C’est ce qui fait que la traduction est parfois considérée comme une trahison.

certament: Il faut être attentif, car en français certainement exprime une probabilité, alors qu’en catalan il s’agit d’une certitude.

¡Oh vosaltres, dones e donzelles mies, no ploreu! Estotjau aqueixes llàgremes a més desitjada fortuna, car molt prest plorareu lo mal present ensems ab l’esdevenidor: baste que jo plore e lamente, perquè aquests són mals meus.

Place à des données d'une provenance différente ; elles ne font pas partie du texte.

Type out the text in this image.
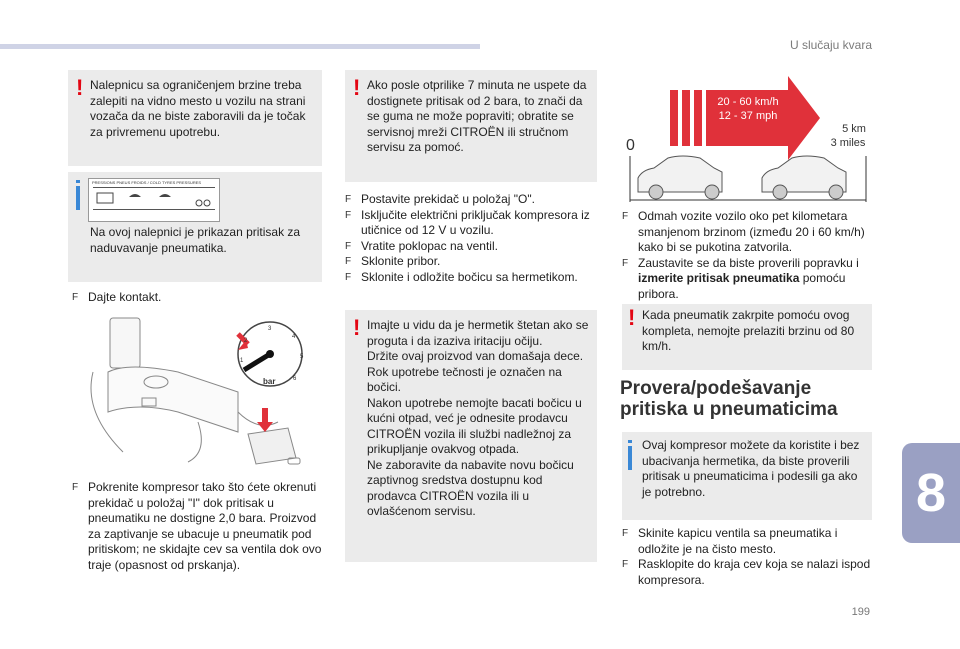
U slučaju kvara
199
8
! Nalepnicu sa ograničenjem brzine treba zalepiti na vidno mesto u vozilu na strani vozača da ne biste zaboravili da je točak za privremenu upotrebu.
Na ovoj nalepnici je prikazan pritisak za naduvavanje pneumatika.
PRESSIONS PNEUS FROIDS / COLD TYRES PRESSURES
F Dajte kontakt.
bar
1
2
3
4
5
6
F Pokrenite kompresor tako što ćete okrenuti prekidač u položaj "I" dok pritisak u pneumatiku ne dostigne 2,0 bara. Proizvod za zaptivanje se ubacuje u pneumatik pod pritiskom; ne skidajte cev sa ventila dok ovo traje (opasnost od prskanja).
! Ako posle otprilike 7 minuta ne uspete da dostignete pritisak od 2 bara, to znači da se guma ne može popraviti; obratite se servisnoj mreži CITROËN ili stručnom servisu za pomoć.
F Postavite prekidač u položaj "O".
F Isključite električni priključak kompresora iz utičnice od 12 V u vozilu.
F Vratite poklopac na ventil.
F Sklonite pribor.
F Sklonite i odložite bočicu sa hermetikom.
! Imajte u vidu da je hermetik štetan ako se proguta i da izaziva iritaciju očiju.
Držite ovaj proizvod van domašaja dece.
Rok upotrebe tečnosti je označen na bočici.
Nakon upotrebe nemojte bacati bočicu u kućni otpad, već je odnesite prodavcu CITROËN vozila ili službi nadležnoj za prikupljanje ovakvog otpada.
Ne zaboravite da nabavite novu bočicu zaptivnog sredstva dostupnu kod prodavca CITROËN vozila ili u ovlašćenom servisu.
20 - 60 km/h
12 - 37 mph
0
5 km
3 miles
F Odmah vozite vozilo oko pet kilometara smanjenom brzinom (između 20 i 60 km/h) kako bi se pukotina zatvorila.
F Zaustavite se da biste proverili popravku i izmerite pritisak pneumatika pomoću pribora.
! Kada pneumatik zakrpite pomoću ovog kompleta, nemojte prelaziti brzinu od 80 km/h.
Provera/podešavanje
pritiska u pneumaticima
Ovaj kompresor možete da koristite i bez ubacivanja hermetika, da biste proverili pritisak u pneumaticima i podesili ga ako je potrebno.
F Skinite kapicu ventila sa pneumatika i odložite je na čisto mesto.
F Rasklopite do kraja cev koja se nalazi ispod kompresora.
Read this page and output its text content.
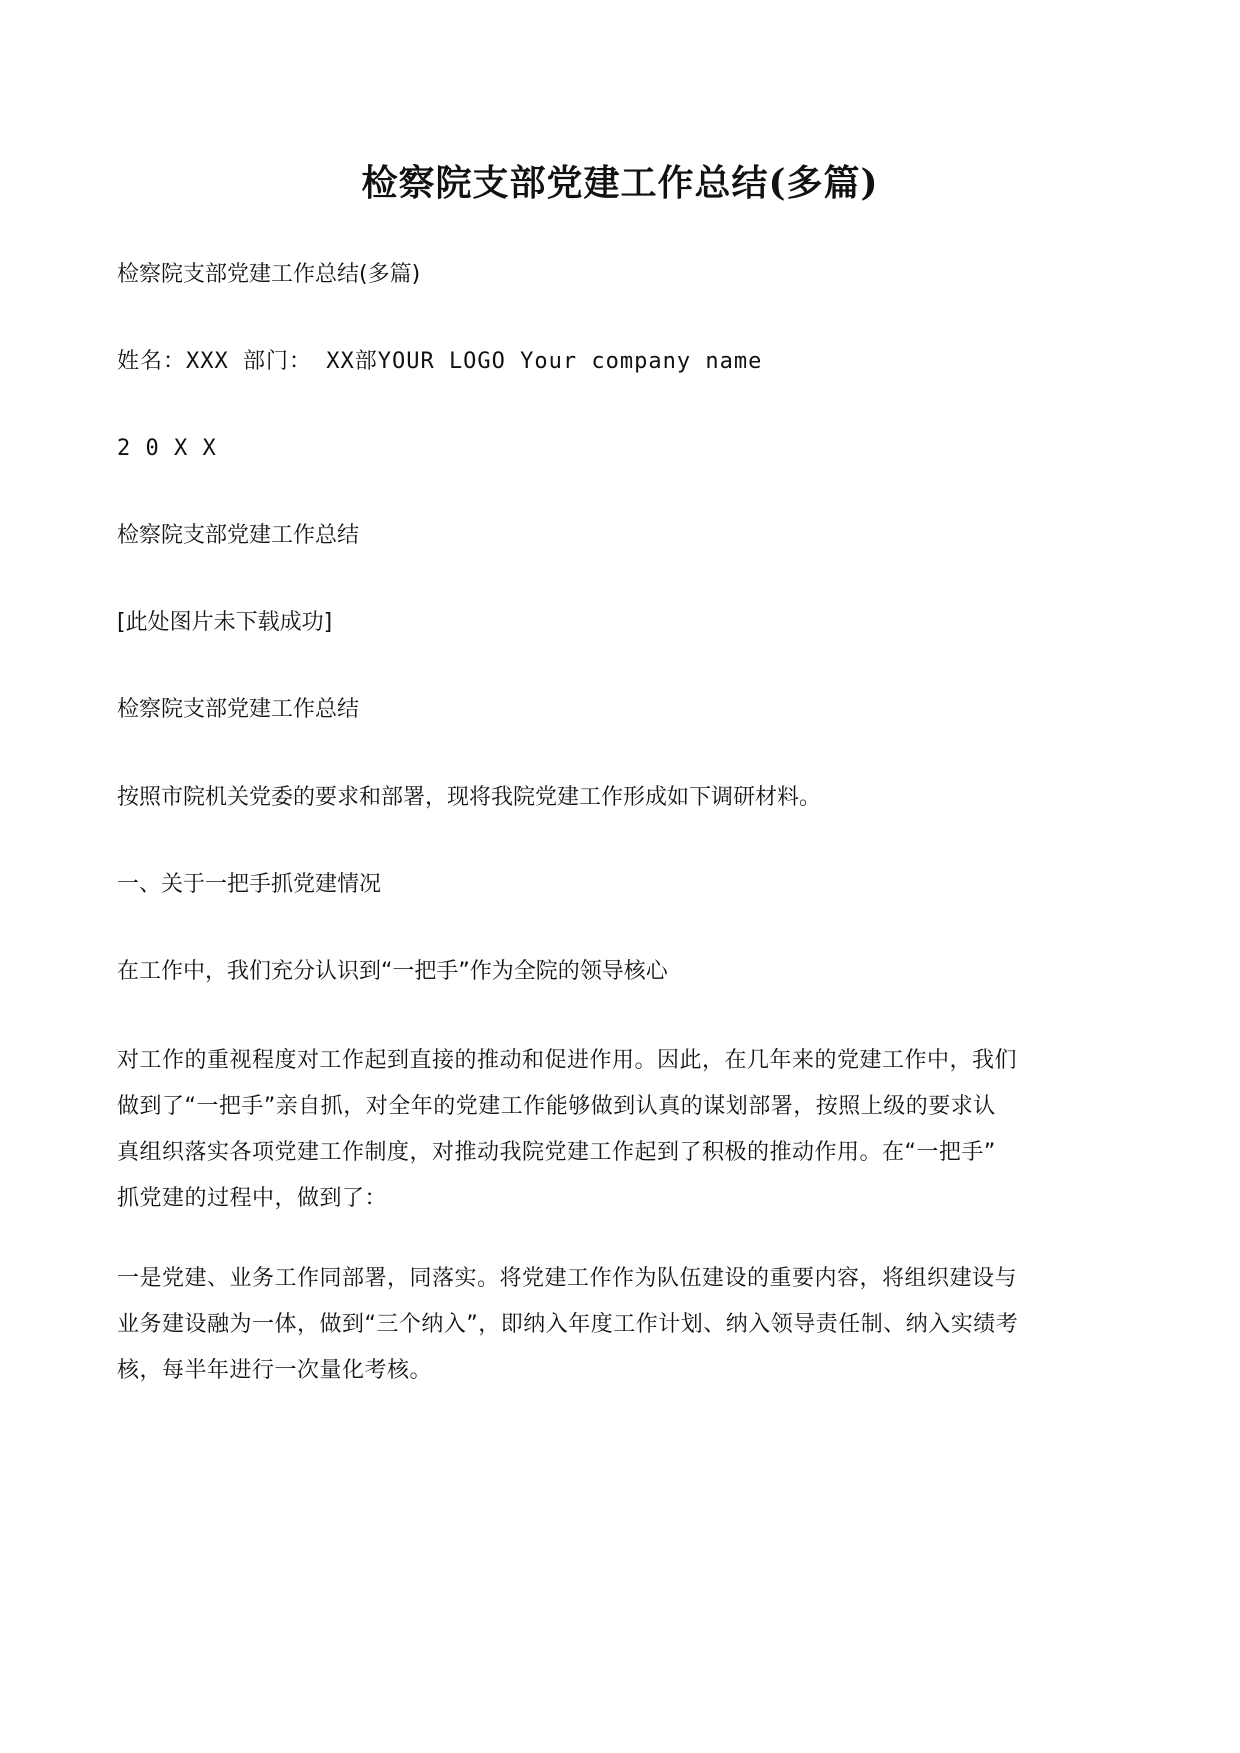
检察院支部党建工作总结(多篇)
检察院支部党建工作总结(多篇)
姓名：XXX 部门： XX部YOUR LOGO Your company name
2 0 X X
检察院支部党建工作总结
[此处图片未下载成功]
检察院支部党建工作总结
按照市院机关党委的要求和部署，现将我院党建工作形成如下调研材料。
一、关于一把手抓党建情况
在工作中，我们充分认识到“一把手”作为全院的领导核心
对工作的重视程度对工作起到直接的推动和促进作用。因此，在几年来的党建工作中，我们
做到了“一把手”亲自抓，对全年的党建工作能够做到认真的谋划部署，按照上级的要求认
真组织落实各项党建工作制度，对推动我院党建工作起到了积极的推动作用。在“一把手”
抓党建的过程中，做到了：
一是党建、业务工作同部署，同落实。将党建工作作为队伍建设的重要内容，将组织建设与
业务建设融为一体，做到“三个纳入”，即纳入年度工作计划、纳入领导责任制、纳入实绩考
核，每半年进行一次量化考核。
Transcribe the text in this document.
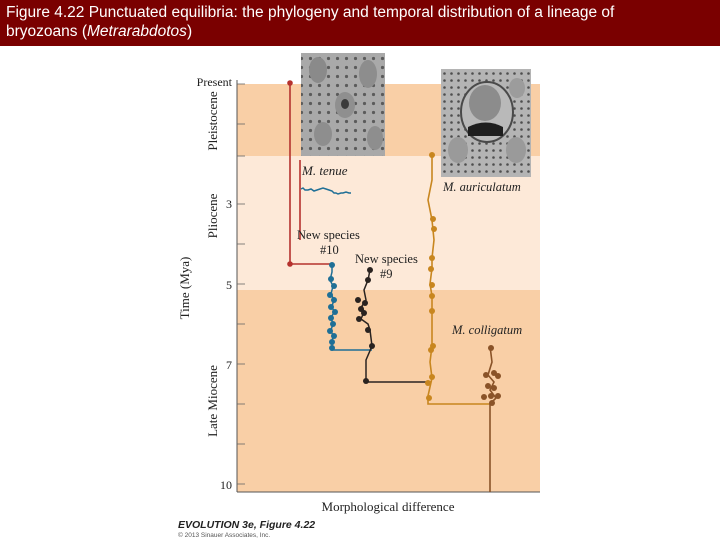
Figure 4.22 Punctuated equilibria: the phylogeny and temporal distribution of a lineage of
bryozoans (Metrarabdotos)
Present
3
5
7
10
Pleistocene
Pliocene
Late Miocene
Time (Mya)
Morphological difference
M. tenue
M. auriculatum
New species
#10
New species
#9
M. colligatum
EVOLUTION 3e, Figure 4.22
© 2013 Sinauer Associates, Inc.
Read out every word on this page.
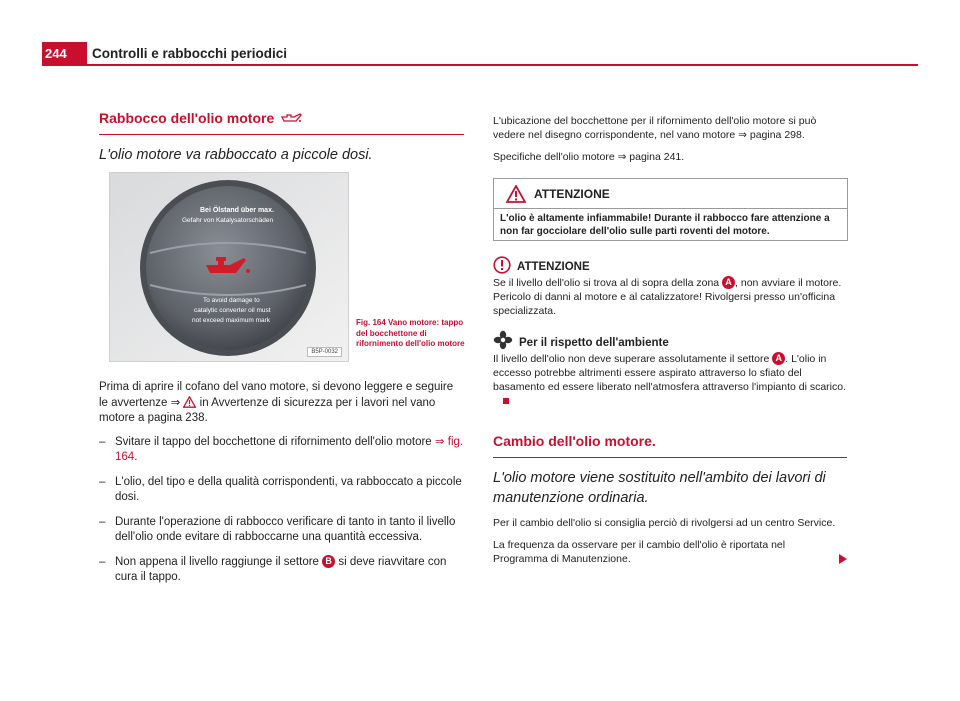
244	Controlli e rabbocchi periodici
Rabbocco dell'olio motore
L'olio motore va rabboccato a piccole dosi.
Bei Ölstand über max.
Gefahr von Katalysatorschäden
To avoid damage to
catalytic converter oil must
not exceed maximum mark
B5P-0032
Fig. 164 Vano motore: tappo del bocchettone di rifornimento dell'olio motore

Prima di aprire il cofano del vano motore, si devono leggere e seguire le avvertenze ⇒ in Avvertenze di sicurezza per i lavori nel vano motore a pagina 238.

– Svitare il tappo del bocchettone di rifornimento dell'olio motore ⇒ fig. 164.
– L'olio, del tipo e della qualità corrispondenti, va rabboccato a piccole dosi.
– Durante l'operazione di rabbocco verificare di tanto in tanto il livello dell'olio onde evitare di rabboccarne una quantità eccessiva.
– Non appena il livello raggiunge il settore B si deve riavvitare con cura il tappo.

L'ubicazione del bocchettone per il rifornimento dell'olio motore si può vedere nel disegno corrispondente, nel vano motore ⇒ pagina 298.

Specifiche dell'olio motore ⇒ pagina 241.

ATTENZIONE
L'olio è altamente infiammabile! Durante il rabbocco fare attenzione a non far gocciolare dell'olio sulle parti roventi del motore.
ATTENZIONE
Se il livello dell'olio si trova al di sopra della zona A , non avviare il motore. Pericolo di danni al motore e al catalizzatore! Rivolgersi presso un'officina specializzata.
Per il rispetto dell'ambiente
Il livello dell'olio non deve superare assolutamente il settore A . L'olio in eccesso potrebbe altrimenti essere aspirato attraverso lo sfiato del basamento ed essere liberato nell'atmosfera attraverso l'impianto di scarico.
Cambio dell'olio motore.
L'olio motore viene sostituito nell'ambito dei lavori di manutenzione ordinaria.
Per il cambio dell'olio si consiglia perciò di rivolgersi ad un centro Service.
La frequenza da osservare per il cambio dell'olio è riportata nel Programma di Manutenzione.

Oh, vous, mes dames et mes donzelles, ne pleurez pas! Gardez ces larmes pour un malheur plus cruel, car très bientôt vous pleurerez ensemble le mal présent et à venir: il suffit que moi seule pleure et me lamente, car ces maux sont miens.



donzelles: La traduction, tout en étant la plus exacte possible, doit conserver un léger exotisme, un petit parfum d’altérité. Alors que la traduction la plus juste de donzelles serait demoiselles, nous gardons cependant donzelles, qui existe en français mais n’est pas habituel, pour conserver ce bouquet venu d’ailleurs.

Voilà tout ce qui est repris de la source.